My test is simple, it come from cudpp compact source code , in that we generate flag with
8 elements per thread instead of one element per thread.
template<typename T> __device__ bool isNull(const T elem){
return (elem == 0) ? true : false;
}
template <class T> __device__ void setFlag(unsigned int *oData,
const T *iData,
unsigned int idx){
oData[idx] = (isNull(iData[idx])) ? 0 : 1;
}
template <class T>
__global__ void generateValidFlags8(unsigned int *oData,
const T *iData)
{
unsigned int iGlobal = blockIdx.x * (blockDim.x << 3) + threadIdx.x;
setFlag(oData, iData, iGlobal);
iGlobal += blockDim.x;
setFlag(oData, iData, iGlobal);
iGlobal += blockDim.x;
setFlag(oData, iData, iGlobal);
iGlobal += blockDim.x;
setFlag(oData, iData, iGlobal);
iGlobal += blockDim.x;
setFlag(oData, iData, iGlobal);
iGlobal += blockDim.x;
setFlag(oData, iData, iGlobal);
iGlobal += blockDim.x;
setFlag(oData, iData, iGlobal);
iGlobal += blockDim.x;
setFlag(oData, iData, iGlobal);
}
template <class T>
__global__ void generateValidFlags(unsigned int *oData, const T *iData)
{
unsigned int iGlobal = __mul24(blockIdx.x, blockDim.x) + threadIdx.x;
setFlag(oData, iData, iGlobal);
}
int len = 1 << 22;
int num_threads = 128;
int nIters = 10000;
void testMultiread(float* d_idata, unsigned int* d_odata, int len, int nRandom){
int bytes = len * sizeof(float);
float *h_idata = (float*) malloc(bytes);
cudaMalloc((void**)&d_odata, bytes);
// initialize zero data
for (int i=0; i< len; i++)
h_idata[i] = 0.f;
for (unsigned int i=0; i< nRandom; i++)
{
int pos = rand() * len / RAND_MAX;
h_idata[pos] = 1.f;
}
cudaMemcpy(d_idata, h_idata, bytes, cudaMemcpyHostToDevice);
cudaEvent_t start, end;
float runTime;
CUDA_SAFE_CALL( cudaEventCreate(&start) );
CUDA_SAFE_CALL( cudaEventCreate(&end) );
#define MULTI_READ 1
#if (!MULTI_READ)
fprintf(stderr, "Call normal version \n");
dim3 threads(num_threads);
dim3 grid(len/num_threads);
generateValidFlags<<<grid, threads>>>(d_odata, d_idata);
CUDA_SAFE_CALL( cudaEventRecord(start, 0) );
// execute the kernel
for (int i=0; i < nIters; ++i)
generateValidFlags<<<grid, threads>>>(d_odata, d_idata);
#else
fprintf(stderr, "Call unrolling version \n");
dim3 threads(num_threads);
dim3 grid(len/8/num_threads);
generateValidFlags8<<<grid, threads>>>(d_odata, d_idata);
CUDA_SAFE_CALL( cudaEventRecord(start, 0) );
// execute the kernel
for (int i=0; i < nIters; ++i)
generateValidFlags8<<<grid, threads>>>(d_odata, d_idata);
#endif
CUDA_SAFE_CALL( cudaEventRecord(end, 0) );
CUDA_SAFE_CALL( cudaEventSynchronize(end) );
CUDA_SAFE_CALL( cudaEventElapsedTime(&runTime, start, end) );
runTime /= float(nIters);
printf("Average time: %f ms\n", runTime);
printf("Bandwidth: %f GiB/s\n\n", (2 * len * sizeof(float)) / (runTime * 1.0e-3 * 1024*1024*1024));
free(h_idata);
}
I think the MULTIREAD version will be faster but in fact it is not
bandwidth with normal one elem per threads is 60.783174 GiB/s
while bw with 8 elems per thread is only 58.9.

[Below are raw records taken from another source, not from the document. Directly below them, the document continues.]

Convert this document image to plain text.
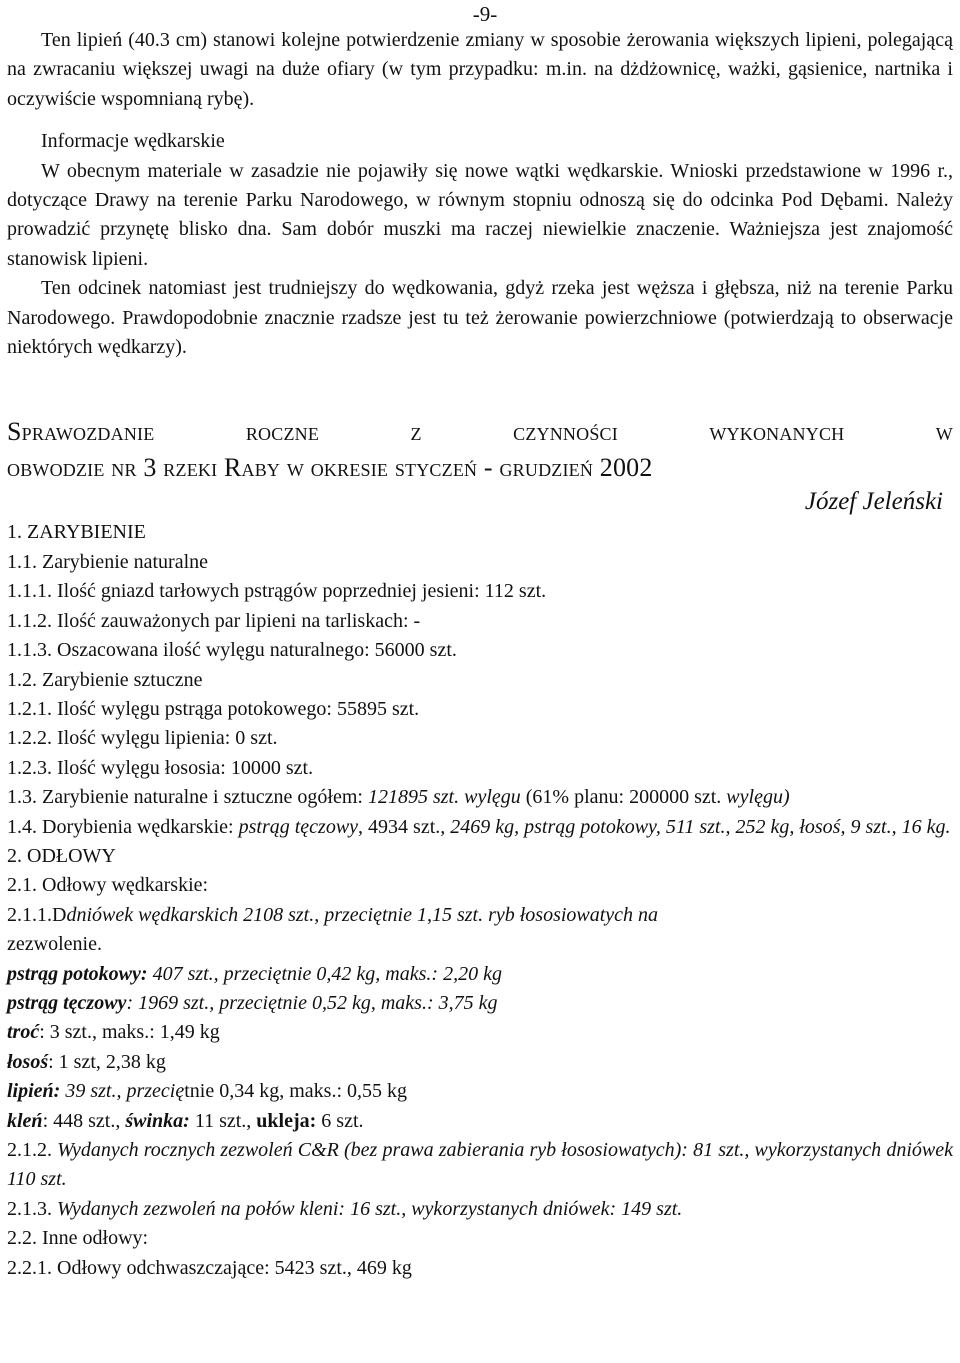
-9-
Ten lipień (40.3 cm) stanowi kolejne potwierdzenie zmiany w sposobie żerowania większych lipieni, polegającą na zwracaniu większej uwagi na duże ofiary (w tym przypadku: m.in. na dżdżownicę, ważki, gąsienice, nartnika i oczywiście wspomnianą rybę).
Informacje wędkarskie
W obecnym materiale w zasadzie nie pojawiły się nowe wątki wędkarskie. Wnioski przedstawione w 1996 r., dotyczące Drawy na terenie Parku Narodowego, w równym stopniu odnoszą się do odcinka Pod Dębami. Należy prowadzić przynętę blisko dna. Sam dobór muszki ma raczej niewielkie znaczenie. Ważniejsza jest znajomość stanowisk lipieni.
Ten odcinek natomiast jest trudniejszy do wędkowania, gdyż rzeka jest węższa i głębsza, niż na terenie Parku Narodowego. Prawdopodobnie znacznie rzadsze jest tu też żerowanie powierzchniowe (potwierdzają to obserwacje niektórych wędkarzy).
Sprawozdanie roczne z czynności wykonanych w
obwodzie nr 3 rzeki Raby w okresie styczeń - grudzień 2002
Józef Jeleński
1. ZARYBIENIE
1.1. Zarybienie naturalne
1.1.1. Ilość gniazd tarłowych pstrągów poprzedniej jesieni: 112 szt.
1.1.2. Ilość zauważonych par lipieni na tarliskach: -
1.1.3. Oszacowana ilość wylęgu naturalnego: 56000 szt.
1.2. Zarybienie sztuczne
1.2.1. Ilość wylęgu pstrąga potokowego: 55895 szt.
1.2.2. Ilość wylęgu lipienia: 0 szt.
1.2.3. Ilość wylęgu łososia: 10000 szt.
1.3. Zarybienie naturalne i sztuczne ogółem: 121895 szt. wylęgu (61% planu: 200000 szt. wylęgu)
1.4. Dorybienia wędkarskie: pstrąg tęczowy, 4934 szt., 2469 kg, pstrąg potokowy, 511 szt., 252 kg, łosoś, 9 szt., 16 kg.
2. ODŁOWY
2.1. Odłowy wędkarskie:
2.1.1.Ddniówek wędkarskich 2108 szt., przeciętnie 1,15 szt. ryb łososiowatych na
zezwolenie.
pstrąg potokowy: 407 szt., przeciętnie 0,42 kg, maks.: 2,20 kg
pstrąg tęczowy: 1969 szt., przeciętnie 0,52 kg, maks.: 3,75 kg
troć: 3 szt., maks.: 1,49 kg
łosoś: 1 szt, 2,38 kg
lipień: 39 szt., przeciętnie 0,34 kg, maks.: 0,55 kg
kleń: 448 szt., świnka: 11 szt., ukleja: 6 szt.
2.1.2. Wydanych rocznych zezwoleń C&R (bez prawa zabierania ryb łososiowatych): 81 szt., wykorzystanych dniówek 110 szt.
2.1.3. Wydanych zezwoleń na połów kleni: 16 szt., wykorzystanych dniówek: 149 szt.
2.2. Inne odłowy:
2.2.1. Odłowy odchwaszczające: 5423 szt., 469 kg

The two version has the same number of read/ write and have the same access patten, The multiread/write version have more work per thread it should hide the latency better ence should be faster. Is that right ? So why it is slower. If it is slower why people use it in cudpp. Can any one from NVIDIA answer this question ?
It is not clear to me when we should increase the work load to increase the efficiency. Any idea is appreciated.